I kept the judgement. Safe to touch this many rows without ops? Deploy now or wait for morning traffic? Ship with this follow-up queued or hold the deploy? The AI could propose answers and did. The call was mine, and it should have been.

Most telling: a separate reviewer model caught a bug the first agent missed - a parameter-type precedence issue in the bulk SQL that forced an implicit column conversion and destroyed the index seek. Clean-looking query. Latent plan-killer. Three roles, three modes. None redundant.

AI did not replace me that day. It let me be the staff engineer across eight pull requests instead of writing two by hand.

AI took the tax on breadth. Across the incident I was architect, debugger, reviewer, deploy engineer, DBA, test author, and PR author. That breadth normally eats a day in context switches. The agent ate the switching tax instead. Coding was never the bottleneck; coordination was.

The Twist

Later that night I read through the greenfield candidate.

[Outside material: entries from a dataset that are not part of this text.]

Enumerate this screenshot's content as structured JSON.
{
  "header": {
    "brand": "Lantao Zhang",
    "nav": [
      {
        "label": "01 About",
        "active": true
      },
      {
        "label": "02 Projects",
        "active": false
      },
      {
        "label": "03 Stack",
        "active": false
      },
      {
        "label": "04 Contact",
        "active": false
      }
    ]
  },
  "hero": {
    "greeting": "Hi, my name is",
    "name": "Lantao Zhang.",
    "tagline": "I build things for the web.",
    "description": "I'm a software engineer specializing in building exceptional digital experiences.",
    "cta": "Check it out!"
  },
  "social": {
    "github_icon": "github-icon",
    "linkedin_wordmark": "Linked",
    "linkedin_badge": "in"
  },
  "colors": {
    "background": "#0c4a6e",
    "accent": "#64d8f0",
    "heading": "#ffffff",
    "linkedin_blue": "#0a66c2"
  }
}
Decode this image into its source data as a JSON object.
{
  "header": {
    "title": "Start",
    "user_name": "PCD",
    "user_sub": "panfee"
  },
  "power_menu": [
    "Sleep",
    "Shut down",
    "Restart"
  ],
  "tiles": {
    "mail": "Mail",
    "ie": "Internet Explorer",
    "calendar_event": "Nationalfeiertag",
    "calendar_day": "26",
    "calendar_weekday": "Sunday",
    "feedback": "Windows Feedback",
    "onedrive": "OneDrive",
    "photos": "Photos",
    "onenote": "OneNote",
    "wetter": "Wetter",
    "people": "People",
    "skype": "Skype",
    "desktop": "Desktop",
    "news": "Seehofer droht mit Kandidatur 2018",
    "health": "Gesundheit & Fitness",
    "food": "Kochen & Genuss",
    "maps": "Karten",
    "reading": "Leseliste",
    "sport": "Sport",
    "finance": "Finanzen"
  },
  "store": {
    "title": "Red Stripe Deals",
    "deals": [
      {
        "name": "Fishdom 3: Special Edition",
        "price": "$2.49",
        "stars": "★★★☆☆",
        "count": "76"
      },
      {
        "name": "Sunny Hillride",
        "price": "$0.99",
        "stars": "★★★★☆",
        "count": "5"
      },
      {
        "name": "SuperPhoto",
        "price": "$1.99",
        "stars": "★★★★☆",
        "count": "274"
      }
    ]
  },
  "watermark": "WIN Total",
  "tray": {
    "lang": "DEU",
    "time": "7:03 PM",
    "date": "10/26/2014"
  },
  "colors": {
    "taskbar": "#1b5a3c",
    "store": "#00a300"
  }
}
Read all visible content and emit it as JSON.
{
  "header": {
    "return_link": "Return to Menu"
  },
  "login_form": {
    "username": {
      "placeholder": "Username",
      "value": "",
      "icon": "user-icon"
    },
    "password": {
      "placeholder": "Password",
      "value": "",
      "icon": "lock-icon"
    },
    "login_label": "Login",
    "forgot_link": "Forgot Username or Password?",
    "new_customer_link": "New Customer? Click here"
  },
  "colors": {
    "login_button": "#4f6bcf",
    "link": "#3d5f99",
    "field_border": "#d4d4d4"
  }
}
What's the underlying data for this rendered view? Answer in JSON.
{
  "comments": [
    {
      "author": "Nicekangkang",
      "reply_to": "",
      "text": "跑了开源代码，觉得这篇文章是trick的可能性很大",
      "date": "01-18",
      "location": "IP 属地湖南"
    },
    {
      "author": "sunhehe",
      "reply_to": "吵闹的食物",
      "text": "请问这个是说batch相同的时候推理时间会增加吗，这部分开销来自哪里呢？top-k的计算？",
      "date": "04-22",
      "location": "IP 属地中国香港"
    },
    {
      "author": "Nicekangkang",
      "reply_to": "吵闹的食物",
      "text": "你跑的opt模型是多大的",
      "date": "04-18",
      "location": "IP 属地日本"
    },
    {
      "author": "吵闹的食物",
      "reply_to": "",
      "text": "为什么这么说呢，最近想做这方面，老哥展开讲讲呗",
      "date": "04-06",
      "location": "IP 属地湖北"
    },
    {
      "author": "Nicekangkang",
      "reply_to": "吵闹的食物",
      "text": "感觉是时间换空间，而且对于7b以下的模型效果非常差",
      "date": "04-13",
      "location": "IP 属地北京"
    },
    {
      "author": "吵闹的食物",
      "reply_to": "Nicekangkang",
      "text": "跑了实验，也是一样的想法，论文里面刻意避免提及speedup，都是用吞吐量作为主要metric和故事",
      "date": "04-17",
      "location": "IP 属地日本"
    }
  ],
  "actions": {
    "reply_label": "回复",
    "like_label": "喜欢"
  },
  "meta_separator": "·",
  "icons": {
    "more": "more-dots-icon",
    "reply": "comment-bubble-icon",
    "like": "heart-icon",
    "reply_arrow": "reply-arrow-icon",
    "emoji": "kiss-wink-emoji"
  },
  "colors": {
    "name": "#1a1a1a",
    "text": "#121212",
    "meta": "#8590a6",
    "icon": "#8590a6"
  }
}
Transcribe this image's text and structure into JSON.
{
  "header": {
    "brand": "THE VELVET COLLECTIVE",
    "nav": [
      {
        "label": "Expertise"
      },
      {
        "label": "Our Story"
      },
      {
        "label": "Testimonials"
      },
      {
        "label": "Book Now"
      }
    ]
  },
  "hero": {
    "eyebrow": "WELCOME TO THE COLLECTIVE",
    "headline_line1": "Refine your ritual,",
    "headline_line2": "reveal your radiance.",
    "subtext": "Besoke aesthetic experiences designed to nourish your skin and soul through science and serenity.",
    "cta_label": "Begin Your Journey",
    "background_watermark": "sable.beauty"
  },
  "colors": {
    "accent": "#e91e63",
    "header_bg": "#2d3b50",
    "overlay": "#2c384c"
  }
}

Months of work. Hundreds of tests. Impressive velocity. Clean architecture. All the things you want in a fresh system.

Every class of bug we’d fixed that day was already present. Wrong cancellation token threaded through multiple layers - the exact pattern that wedged the mature system’s worker. Overly broad exception catches swallowing failure. Validate-then-commit outside a transaction. Layered timeout-retry-circuit-breaker resilience with no per-attempt timeout - the same shape we had just stripped out of the old system.

Not because the builder is bad. These are latent bugs. They look fine on paper, fine in hundreds of tests, fine in staging. They only look bad the first time a vendor flaps, a database hits lock contention, or a pod restarts under load. They will look fine right up until the day the greenfield system has to run in production long enough to have a bad day.

The Edge Cases Are the System

A mature system is not defined by its features. The features are the easy part. What a mature system encodes, and what a rewrite does not get for free, is the accreted edge-case knowledge from years of hitting production: that a specific vendor returns error bursts during maintenance and needs a wider backoff; that an external pipeline occasionally hangs for nearly two minutes without error; that a specific index seek dies under implicit type coercion and silently degrades from milliseconds to minutes; that a rolling-deploy pattern aborts in-flight writes, so a handler’s lifetime token must not link to the shutdown token.

None of this is in the architecture, the feature list, or the greenfield tests. All of it was paid for in incidents.

The incident IS the spec

Every incident that leaves the original system running - which is almost all of them - adds a line to the unwritten specification of what the system actually does. Timeout values, retry bounds, lock hints, token propagation rules. The spec lives in the commits, the post-mortems, and the minds of the engineers who were on call. A greenfield rewrite inherits none of it.

This is not an argument against rewrites. It is an argument against the fantasy - gaining currency because AI makes greenfield feel fast - that you can AI your way to a replacement in a quarter. You can write the features in a quarter. You cannot recreate the scars in a quarter. The scars are most of what makes the old system actually work.

The Division of Labour

AI’s most valuable mode is not replacing the engineer or writing ninety percent of the code. It is removing the coordination tax. In an incident I’m not bottlenecked by typing speed. I’m bottlenecked by how many windows I can hold in my head. An AI that runs the windows while I keep the taste and the final call is a dramatically more productive system than either of us alone.

If you’re experienced and not yet comfortable running half a dozen parallel threads through an agent during an outage, you’re leaving capacity on the floor. If you’re junior, the skill to invest in is not prompting - it’s the judgement that lets you contribute when the AI writes the code.

And if you’re the person insisting a messy, integration-heavy production system can be AI-rebuilt from scratch because the new prototype looks cleaner: you’re looking at the code. Go look at the incidents. That is where the system actually lives.